Faut-il une nouvelle politique économique ?
« Alors, comment faire en sorte que le chantier du chômage puisse être au cœur de la prochaine loi de finances ? C’est une question de politique économique et de choix. Il faut que le Maroc se dise, ma priorité essentielle, c’est de réduire le taux de chômage et d’en faire une priorité pour toutes les politiques publiques. Pour toutes les politiques publiques et surtout avoir la possibilité d’utiliser tous les mécanismes à même de sortir l’économie marocaine de cette situation », nous confie le docteur Aïssaoui.

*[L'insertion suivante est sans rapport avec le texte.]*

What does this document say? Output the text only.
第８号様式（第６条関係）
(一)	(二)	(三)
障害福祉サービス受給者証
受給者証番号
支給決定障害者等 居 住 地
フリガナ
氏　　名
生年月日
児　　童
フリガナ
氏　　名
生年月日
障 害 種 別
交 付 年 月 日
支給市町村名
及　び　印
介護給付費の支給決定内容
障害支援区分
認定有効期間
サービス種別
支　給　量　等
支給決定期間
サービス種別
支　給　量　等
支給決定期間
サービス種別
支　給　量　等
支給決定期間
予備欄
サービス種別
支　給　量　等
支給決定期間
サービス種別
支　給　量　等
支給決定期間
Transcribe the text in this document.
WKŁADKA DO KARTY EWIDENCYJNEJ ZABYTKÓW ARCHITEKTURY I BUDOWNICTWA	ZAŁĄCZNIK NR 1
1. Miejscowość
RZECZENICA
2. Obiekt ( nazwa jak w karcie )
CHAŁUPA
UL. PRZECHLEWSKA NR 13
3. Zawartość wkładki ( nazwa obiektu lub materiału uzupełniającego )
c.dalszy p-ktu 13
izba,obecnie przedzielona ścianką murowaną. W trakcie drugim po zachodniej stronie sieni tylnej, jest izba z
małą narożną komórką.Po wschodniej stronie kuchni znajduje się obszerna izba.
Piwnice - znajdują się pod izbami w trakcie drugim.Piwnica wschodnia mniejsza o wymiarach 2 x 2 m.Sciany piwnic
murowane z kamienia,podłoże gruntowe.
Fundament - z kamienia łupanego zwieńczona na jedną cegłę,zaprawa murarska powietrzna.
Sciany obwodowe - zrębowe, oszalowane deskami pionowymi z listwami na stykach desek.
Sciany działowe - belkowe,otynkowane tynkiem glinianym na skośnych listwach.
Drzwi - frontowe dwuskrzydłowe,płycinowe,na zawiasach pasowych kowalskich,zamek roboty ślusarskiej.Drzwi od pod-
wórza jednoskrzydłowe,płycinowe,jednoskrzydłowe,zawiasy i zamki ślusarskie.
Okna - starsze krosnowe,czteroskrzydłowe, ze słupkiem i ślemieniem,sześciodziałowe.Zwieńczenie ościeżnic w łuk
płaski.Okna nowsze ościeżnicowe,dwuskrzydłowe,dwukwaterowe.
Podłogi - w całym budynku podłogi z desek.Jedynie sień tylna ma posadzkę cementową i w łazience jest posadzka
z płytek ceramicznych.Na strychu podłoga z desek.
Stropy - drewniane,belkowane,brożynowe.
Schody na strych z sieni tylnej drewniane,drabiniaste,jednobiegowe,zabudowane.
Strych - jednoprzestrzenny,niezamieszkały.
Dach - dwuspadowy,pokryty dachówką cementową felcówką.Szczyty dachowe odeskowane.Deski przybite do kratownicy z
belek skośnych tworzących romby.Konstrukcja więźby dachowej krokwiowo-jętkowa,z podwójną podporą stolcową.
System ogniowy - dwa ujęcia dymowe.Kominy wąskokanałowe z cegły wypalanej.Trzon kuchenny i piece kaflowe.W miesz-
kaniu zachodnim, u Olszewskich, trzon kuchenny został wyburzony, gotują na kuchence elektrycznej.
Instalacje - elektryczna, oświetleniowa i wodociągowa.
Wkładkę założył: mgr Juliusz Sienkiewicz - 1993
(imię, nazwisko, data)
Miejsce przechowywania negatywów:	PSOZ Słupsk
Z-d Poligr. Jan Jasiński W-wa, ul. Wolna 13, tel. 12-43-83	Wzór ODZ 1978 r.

« Il y a bien entendu des possibilités énormes. Par exemple, quand on veut faire marcher les choses, on peut utiliser le partenariat public-privé dans l’élaboration d’un certain nombre de projets. Par exemple, le dessalement d’eau de mer, ça n’a pas été fait. Regardez tous les exemples dans la région d’Agadir, dans la région de Casablanca, dans beaucoup de régions où l’utilisation de l’eau, c’est-à-dire le dessalement d’eau de mer qui va être utilisé pour l’irrigation et pour la consommation humaine, il y a eu l’utilisation de ce qu’on a appelé le partenariat public-privé et ça a réussi. Tous les projets qui ont été élaborés dans le cadre du partenariat public-privé ont réussi et ça marche jusqu’au jour d’aujourd’hui. Maintenant, comment peut-on réfléchir à cette problématique du chômage à moyen et long terme dans un pays qui s’appelle le Maroc ? Ça va être très compliqué et très difficile à gérer », martèle l’économiste. Précisant que « dans la lutte contre le chômage, c’est le rôle fondamental du secteur privé. Alors quand on dit secteur privé, c’est-à-dire c’est les investisseurs privés marocains. Ils peuvent être marocains, ils peuvent être étrangers, mais l’essentiel, c’est que c’est le secteur privé qui participe de manière importante, de manière efficace à l’absorption du surplus qu’il y a sur le marché en matière de main-d’œuvre. Autre chose qui peut amoindrir cette perspective, c’est le fait que nous sommes véritablement dans une logique de développement des industries techniques, des industries culturelles, de l’intelligence artificielle. Et toutes ces stratégies sont véritablement très pauvres en main-d’œuvre. Alors comment voulez-vous que l’on fasse ? À moins que ce soit un acte politique, un choix délibéré des entreprises et des acteurs publics marocains s’ils souhaitent absolument sortir de cette ornière et faire en sorte que la lutte contre le chômage soit la priorité des priorités, particulièrement pour l’année 2025. »
Benchmark international
Pour la petite histoire, le New Deal de Roosevelt intervenait juste après la crise de 1929. Au travers d’organismes clés tels que la Work Project Administration et la National Recovery Administration, cette politique a pu permettre aux USA de traverser le désert du crash boursier. En Europe, l’Union européenne a commencé à lutter contre le chômage dès le début des années 50. En 1997, dans un contexte de chômage élevé au sein de la plupart des pays européens, les élites européennes jettent les bases du traité d’Amsterdam, qui a fourni les fondements pour l’élaboration de la stratégie européenne pour l’emploi (SEE) et la création du Comité de l’emploi. Dans le même sens, l’UE a aussi lancé le Fonds social européen (FSE), destiné à soutenir la promotion de l’emploi et une mobilité accrue des travailleurs. En Amérique latine, le Mexique, face à ce fléau depuis les années 2000, a impulsé une véritable politique sociale qui a commencé à donner ses fruits. Par exemple, pour contrecarrer les effets de la hausse des prix sur le pouvoir d’achat des Mexicains, les autorités ont élevé le salaire minimum de 20 % par rapport à 2021. Entre 2019 et 2023, le droit du travail a été l’objet d’une série de réformes. Le marché du travail s’est redressé depuis. En 2023, le taux de chômage au Mexique est tombé à 2,9 %. Rappelons que le taux de chômage en 2009 était de 7,3 %.